Create and put into place a way to monitor & alert on the NERC Switches

[joachimweyl]

Motivation

When one of the switches went down in NERC it turned out it had been down for multiple days. We realized we needed a more robust way to monitor switches.

Completion Criteria

Monitoring and alerting tested and working for the switches on the NERC network.

Description

• [x] decided on how to monitor the switches
• [ ] design the automated feature for monitoring and alerting
• [ ] Test
• [ ] put into place the monitoring and alerting tool

Completion dates

Desired - 2024-01-25 Required - TBD

[joachimweyl]

@jtriley is this something that Nick and/or Christian have discussed with you?

[hpdempsey]

This telemetry is also important for our researchers. They don't need access to the switches, but we do need to have access to at least the basic the telemetry for research (e.g. pps on VLANs etc.).

[joachimweyl]

We can only directly track the switches that are 100% NERC used, for switches shared with other projects we do not get access to them. @jtriley for the Switches that are 100% NERC do we have an automated alerting setup?

[jtriley]

No that will need to be implemented.

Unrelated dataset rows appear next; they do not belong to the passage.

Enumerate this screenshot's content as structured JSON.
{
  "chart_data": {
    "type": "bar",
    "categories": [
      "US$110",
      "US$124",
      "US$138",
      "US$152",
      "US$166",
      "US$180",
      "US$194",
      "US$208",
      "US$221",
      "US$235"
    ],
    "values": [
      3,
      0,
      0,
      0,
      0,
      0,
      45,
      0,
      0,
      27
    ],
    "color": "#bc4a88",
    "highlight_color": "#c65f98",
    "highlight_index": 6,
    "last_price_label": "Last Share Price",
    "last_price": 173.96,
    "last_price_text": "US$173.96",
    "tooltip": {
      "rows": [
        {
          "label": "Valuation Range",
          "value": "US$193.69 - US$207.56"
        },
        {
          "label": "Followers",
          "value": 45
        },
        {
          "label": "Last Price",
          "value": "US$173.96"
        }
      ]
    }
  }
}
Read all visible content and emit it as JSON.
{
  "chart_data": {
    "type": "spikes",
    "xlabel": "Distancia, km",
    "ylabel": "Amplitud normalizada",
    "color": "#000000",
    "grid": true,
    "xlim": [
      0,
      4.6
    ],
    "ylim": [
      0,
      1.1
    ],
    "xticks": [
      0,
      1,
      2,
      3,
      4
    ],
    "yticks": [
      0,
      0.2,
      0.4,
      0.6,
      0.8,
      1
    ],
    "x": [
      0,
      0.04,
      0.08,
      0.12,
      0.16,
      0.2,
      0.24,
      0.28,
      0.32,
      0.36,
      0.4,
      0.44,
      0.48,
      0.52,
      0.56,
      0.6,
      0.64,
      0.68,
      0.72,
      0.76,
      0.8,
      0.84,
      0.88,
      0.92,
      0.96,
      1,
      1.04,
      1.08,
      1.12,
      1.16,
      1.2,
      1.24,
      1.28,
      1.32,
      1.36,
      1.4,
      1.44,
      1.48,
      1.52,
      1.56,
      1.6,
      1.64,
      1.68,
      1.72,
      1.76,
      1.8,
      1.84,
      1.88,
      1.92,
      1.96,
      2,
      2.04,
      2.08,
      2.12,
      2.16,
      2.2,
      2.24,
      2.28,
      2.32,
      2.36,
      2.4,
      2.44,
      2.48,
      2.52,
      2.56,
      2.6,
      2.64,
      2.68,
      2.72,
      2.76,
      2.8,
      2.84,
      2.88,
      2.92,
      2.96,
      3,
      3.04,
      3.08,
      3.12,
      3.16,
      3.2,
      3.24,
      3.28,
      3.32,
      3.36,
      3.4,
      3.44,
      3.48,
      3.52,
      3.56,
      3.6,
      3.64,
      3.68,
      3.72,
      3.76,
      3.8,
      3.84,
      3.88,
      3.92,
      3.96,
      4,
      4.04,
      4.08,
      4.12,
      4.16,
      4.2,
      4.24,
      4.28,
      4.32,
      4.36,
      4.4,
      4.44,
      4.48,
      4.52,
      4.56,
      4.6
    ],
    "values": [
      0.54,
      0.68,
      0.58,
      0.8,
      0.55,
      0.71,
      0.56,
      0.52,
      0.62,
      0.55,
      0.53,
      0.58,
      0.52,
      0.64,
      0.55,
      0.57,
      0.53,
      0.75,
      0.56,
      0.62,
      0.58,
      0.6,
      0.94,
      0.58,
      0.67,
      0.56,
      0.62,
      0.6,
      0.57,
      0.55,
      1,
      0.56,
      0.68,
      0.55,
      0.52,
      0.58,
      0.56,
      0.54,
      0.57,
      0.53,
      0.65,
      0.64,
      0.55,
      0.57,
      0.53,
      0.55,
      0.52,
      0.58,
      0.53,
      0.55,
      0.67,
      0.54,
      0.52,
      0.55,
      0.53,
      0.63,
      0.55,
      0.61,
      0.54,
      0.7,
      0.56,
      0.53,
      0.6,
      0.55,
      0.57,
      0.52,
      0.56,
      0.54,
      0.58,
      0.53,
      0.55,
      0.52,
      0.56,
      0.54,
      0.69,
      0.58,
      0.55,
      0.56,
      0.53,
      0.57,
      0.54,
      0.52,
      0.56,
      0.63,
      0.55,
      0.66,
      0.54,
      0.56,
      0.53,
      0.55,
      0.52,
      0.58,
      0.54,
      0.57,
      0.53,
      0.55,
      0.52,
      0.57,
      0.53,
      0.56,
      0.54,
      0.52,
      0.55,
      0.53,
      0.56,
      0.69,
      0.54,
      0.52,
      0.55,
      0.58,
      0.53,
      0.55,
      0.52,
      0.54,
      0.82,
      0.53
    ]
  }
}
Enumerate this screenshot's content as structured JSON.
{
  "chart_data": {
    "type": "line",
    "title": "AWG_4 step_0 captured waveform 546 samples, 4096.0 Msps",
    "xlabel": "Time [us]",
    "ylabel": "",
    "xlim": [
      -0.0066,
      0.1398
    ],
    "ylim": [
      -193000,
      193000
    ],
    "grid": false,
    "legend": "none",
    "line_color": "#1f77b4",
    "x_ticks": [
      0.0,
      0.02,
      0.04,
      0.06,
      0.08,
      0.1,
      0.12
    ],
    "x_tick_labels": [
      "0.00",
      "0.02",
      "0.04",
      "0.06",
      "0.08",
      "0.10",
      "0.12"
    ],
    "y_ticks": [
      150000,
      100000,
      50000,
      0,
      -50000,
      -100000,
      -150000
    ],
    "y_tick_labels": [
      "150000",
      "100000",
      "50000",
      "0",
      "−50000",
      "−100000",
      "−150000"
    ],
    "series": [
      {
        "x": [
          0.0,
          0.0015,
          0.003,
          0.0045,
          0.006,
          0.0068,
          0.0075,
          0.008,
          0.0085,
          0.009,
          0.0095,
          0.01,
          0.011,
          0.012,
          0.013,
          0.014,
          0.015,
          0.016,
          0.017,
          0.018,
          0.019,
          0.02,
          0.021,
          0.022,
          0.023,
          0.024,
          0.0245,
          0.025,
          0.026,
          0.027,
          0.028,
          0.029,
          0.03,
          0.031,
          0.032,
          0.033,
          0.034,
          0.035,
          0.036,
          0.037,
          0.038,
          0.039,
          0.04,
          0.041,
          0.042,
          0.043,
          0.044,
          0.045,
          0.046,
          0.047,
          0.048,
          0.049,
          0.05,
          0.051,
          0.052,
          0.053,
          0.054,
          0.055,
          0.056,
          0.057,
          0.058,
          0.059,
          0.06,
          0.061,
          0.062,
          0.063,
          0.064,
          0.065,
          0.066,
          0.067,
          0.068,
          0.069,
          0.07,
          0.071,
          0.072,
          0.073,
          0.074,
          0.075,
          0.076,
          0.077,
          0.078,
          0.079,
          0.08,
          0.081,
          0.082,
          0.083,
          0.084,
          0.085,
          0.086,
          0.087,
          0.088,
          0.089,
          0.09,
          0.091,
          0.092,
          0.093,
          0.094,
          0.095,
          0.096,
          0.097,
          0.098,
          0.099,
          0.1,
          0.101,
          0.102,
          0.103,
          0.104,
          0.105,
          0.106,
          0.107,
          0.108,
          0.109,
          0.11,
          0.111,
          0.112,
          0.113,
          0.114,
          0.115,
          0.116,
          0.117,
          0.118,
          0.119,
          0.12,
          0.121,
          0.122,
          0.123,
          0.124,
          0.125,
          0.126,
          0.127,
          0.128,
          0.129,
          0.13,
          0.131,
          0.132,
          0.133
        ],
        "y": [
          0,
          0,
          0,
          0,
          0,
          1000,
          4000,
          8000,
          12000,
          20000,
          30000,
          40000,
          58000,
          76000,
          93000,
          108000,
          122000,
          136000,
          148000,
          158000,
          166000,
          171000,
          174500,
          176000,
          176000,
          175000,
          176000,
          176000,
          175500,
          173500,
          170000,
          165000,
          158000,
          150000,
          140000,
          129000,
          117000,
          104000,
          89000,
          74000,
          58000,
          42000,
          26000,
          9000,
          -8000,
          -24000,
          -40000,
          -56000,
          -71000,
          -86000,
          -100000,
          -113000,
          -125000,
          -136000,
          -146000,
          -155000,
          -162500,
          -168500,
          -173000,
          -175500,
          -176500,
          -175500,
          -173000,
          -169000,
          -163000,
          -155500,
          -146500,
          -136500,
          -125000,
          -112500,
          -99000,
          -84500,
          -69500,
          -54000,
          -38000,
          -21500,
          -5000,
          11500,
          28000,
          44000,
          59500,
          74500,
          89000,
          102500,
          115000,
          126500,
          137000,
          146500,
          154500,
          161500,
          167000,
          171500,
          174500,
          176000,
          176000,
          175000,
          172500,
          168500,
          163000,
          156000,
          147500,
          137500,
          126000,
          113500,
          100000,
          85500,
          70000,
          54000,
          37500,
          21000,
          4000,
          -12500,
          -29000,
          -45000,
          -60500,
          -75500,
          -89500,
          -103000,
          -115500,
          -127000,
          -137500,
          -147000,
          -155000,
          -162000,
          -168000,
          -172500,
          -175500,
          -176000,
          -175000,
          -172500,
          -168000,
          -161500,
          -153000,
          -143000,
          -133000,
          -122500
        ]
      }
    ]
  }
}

The access is open though from the infra admin vlan via ICMP ping tests to the devices.

[schwesig]

@jtriley As discussed in the meeting right now: If pinging the switches is the only option, please add a list of pingable switches etc. and possible other ideas on how to "reach/monitor" them Thanks

[schwesig]

ideas:

• https://github.com/czerwonk/ping_exporter
• https://grafana.com/docs/grafana-cloud/monitor-public-endpoints/create-checks/checks/ping/
• https://github.com/prometheus/snmp_exporter
• https://www.youtube.com/watch?v=LDFalgu3Vtg

[schwesig]

https://docs.openshift.com/container-platform/4.13/observability/network_observability/network-observability-operator-release-notes.html

[schwesig]

• snmp
• OpenShift includes: installed network checker
• prometheus: targets

[jtriley]

@schwesig Apologies for the delay I had to get some ACLs in place but ICMP should now be open to the switches from the observability cluster hosts. These are the current IPs to monitor via ping test:

10.30.4.[10-14]

[schwesig]

still working on figuring out if a simple ping could do the job, or if we need snmp, or focussing on the flow, or on https://docs.openshift.com/container-platform/4.13/observability/network_observability/network-observability-operator-release-notes.html

so far I am focussing on the ping, as entry solution.